С наукой возникло новое мировоззрение, новая картина мира. Строго говоря, сама картина мира возникла потому, что художники Возрождения изобрели перспективу и представили человека как субъекта, наблюдающего мир. Раньше человек не отделялся от этой картины, перспективы не было, не было и субъектно-объектных отношений между человеком и миром. Человек был связан с Космосом «невидимыми струнами». Натурфилософия и наука вышли из Возрождения по двум разным траекториям, а мы в школьной истории ошибочно представляли их как последовательные этапы одного пути. Как теперь говорят, наука – это не дочь натурфилософии, а ее сестра.
Инструменты для познания наука брала отовсюду. Например, Католическая церковь создала замечательный, изощренный суд – Инквизицию. Следствие заключалось в допросе под пытками. Была разработана строгая и сложная методология интерпретации криков пытаемого, с точным протоколированием, без всяких фальсификаций – как средство выяснения истины. Наука многое взяла у Инквизиции при создании экспериментального метода – «допроса Природы под пыткой». М. Фуко писал: «Как математика в Греции родилась из процедур измерения и меры, так и науки о природе, во всяком случае, частично, родились из техники допроса в конце Средних веков. Великое эмпирическое познание… имеет, без сомнения, свою операциональную модель в Инквизиции – всеохватывающем изобретении, которое наша стыдливость упрятала в самые тайники нашей памяти».

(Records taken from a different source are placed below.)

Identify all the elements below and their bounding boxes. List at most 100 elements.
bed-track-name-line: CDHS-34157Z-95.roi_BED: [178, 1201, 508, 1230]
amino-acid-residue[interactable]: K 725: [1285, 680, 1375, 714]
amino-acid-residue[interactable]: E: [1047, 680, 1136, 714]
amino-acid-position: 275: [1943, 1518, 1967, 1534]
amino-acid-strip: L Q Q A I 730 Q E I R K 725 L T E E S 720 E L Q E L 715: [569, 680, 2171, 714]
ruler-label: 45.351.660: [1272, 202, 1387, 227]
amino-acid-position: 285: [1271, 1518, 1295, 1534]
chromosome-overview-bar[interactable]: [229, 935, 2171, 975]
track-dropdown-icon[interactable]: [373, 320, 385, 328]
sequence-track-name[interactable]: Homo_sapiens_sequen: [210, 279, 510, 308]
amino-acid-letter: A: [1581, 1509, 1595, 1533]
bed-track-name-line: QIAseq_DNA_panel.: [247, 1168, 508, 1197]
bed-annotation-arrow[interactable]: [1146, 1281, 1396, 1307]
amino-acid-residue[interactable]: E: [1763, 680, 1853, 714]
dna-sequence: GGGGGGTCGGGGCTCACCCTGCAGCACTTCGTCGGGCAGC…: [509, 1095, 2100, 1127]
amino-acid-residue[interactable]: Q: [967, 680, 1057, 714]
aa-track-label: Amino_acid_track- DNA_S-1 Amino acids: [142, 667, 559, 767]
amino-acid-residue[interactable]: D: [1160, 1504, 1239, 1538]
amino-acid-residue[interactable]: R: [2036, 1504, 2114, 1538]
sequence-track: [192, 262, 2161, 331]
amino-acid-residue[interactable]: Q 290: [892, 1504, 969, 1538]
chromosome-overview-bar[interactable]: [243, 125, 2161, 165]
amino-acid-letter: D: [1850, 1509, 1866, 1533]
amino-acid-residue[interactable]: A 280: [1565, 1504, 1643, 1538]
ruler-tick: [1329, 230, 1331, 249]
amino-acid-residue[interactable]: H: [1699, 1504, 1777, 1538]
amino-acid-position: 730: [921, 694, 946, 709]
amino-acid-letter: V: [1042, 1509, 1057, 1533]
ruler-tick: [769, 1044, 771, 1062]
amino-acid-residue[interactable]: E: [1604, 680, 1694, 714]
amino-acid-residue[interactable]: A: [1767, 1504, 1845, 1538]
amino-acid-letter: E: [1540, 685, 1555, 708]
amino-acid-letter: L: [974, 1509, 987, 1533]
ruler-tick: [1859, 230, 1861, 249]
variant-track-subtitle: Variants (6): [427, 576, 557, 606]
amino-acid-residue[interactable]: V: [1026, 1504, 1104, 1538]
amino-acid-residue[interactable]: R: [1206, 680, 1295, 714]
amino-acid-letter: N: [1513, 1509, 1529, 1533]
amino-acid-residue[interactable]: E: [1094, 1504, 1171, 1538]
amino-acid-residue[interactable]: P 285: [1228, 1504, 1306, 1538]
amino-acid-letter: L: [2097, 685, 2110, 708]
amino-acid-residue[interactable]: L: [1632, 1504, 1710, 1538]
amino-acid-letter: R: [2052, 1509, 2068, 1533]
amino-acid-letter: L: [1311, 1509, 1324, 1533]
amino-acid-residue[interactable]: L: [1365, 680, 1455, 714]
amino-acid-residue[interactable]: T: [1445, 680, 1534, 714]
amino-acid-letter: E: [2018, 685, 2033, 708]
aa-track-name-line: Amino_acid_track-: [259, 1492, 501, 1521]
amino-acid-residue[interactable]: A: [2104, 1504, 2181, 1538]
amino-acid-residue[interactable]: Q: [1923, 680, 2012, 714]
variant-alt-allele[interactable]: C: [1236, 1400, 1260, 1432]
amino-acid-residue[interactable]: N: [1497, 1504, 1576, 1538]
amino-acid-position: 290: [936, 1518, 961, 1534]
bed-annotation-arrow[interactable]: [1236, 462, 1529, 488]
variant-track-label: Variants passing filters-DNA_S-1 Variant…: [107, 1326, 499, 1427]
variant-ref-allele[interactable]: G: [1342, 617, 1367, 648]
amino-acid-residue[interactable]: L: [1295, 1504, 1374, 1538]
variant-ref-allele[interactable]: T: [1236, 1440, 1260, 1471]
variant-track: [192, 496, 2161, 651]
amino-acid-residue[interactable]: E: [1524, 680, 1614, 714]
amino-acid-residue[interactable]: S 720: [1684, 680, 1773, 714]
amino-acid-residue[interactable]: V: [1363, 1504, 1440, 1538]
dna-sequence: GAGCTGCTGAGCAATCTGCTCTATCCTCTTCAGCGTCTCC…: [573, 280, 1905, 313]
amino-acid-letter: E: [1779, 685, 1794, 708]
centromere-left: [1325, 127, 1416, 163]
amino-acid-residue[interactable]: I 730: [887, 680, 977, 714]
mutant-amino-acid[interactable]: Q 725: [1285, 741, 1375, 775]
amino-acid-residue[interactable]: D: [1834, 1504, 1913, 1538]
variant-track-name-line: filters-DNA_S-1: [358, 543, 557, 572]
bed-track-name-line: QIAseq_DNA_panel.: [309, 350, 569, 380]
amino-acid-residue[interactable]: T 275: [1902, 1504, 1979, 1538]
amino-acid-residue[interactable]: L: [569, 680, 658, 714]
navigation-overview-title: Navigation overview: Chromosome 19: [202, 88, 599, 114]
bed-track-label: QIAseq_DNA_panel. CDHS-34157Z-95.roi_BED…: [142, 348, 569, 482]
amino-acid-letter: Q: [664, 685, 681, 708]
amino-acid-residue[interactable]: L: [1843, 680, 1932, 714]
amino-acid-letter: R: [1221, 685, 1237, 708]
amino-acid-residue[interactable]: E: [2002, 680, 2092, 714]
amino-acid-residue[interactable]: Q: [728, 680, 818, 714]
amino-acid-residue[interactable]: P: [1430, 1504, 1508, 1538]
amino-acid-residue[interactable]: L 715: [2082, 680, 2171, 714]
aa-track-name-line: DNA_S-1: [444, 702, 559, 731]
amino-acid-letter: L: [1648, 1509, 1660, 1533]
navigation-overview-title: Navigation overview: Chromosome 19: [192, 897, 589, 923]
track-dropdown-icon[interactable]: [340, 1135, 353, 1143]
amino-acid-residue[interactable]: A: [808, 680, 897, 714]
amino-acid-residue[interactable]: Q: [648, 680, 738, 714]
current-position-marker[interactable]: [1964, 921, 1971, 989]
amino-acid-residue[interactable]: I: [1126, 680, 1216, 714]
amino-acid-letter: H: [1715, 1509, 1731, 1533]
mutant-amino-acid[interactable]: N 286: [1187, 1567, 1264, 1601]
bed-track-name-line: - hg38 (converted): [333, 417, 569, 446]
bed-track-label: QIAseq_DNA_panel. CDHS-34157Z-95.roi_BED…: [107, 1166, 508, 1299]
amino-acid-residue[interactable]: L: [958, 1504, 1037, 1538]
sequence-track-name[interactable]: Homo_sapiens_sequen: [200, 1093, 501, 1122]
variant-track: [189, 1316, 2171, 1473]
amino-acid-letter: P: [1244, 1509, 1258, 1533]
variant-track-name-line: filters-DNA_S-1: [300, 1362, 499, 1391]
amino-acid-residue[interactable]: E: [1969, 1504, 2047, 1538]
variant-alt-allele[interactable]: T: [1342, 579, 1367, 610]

Но для нас здесь важна не история становления науки, хотя в нее было бы полезно вникнуть, а то, что на Западе обществоведение сразу стало формироваться как часть науки. К этому привел ряд обстоятельств.
Во-первых, возникла и была осознана огромная потребность в достоверном знании – Западная Европа втянулась в полосу революционных катаклизмов, старое традиционное знание о сословном обществе быстро теряло свою пригодность. На общественную арену выходил новый человек, новый культурный тип. Соответственно, складывались новое общество, новый тип государства и новый тип хозяйства. Религиозные или моральные трактаты не могли дать адекватного описания этих процессов.
Во-вторых, появился новый метод познания, и ученые сразу стали с энтузиазмом применять его и к человеку, и к обществу. И сразу стали создаваться научные, хорошо разработанные модели. Они стали инструментом познания и в то же время – мощным средством воздействия на общественное сознание и процесс легитимации грядущего общественного порядка.
Примером служит Гоббс – уже типичный ученый периода Научной революции, с математическим сознанием. Он разработал модель человека, нового общества и государства. Человек Гоббса – атом, свободный самодостаточный индивид, который находится в непрерывном движении и не изменяется при столкновениях с другими индивидами. Гоббс взял то представление об атоме, которое было выведено из интеллектуальной тени именно обществоведами, причем именно в отношении человека, а не материи. Уже потом это понятие перешло в естествознание.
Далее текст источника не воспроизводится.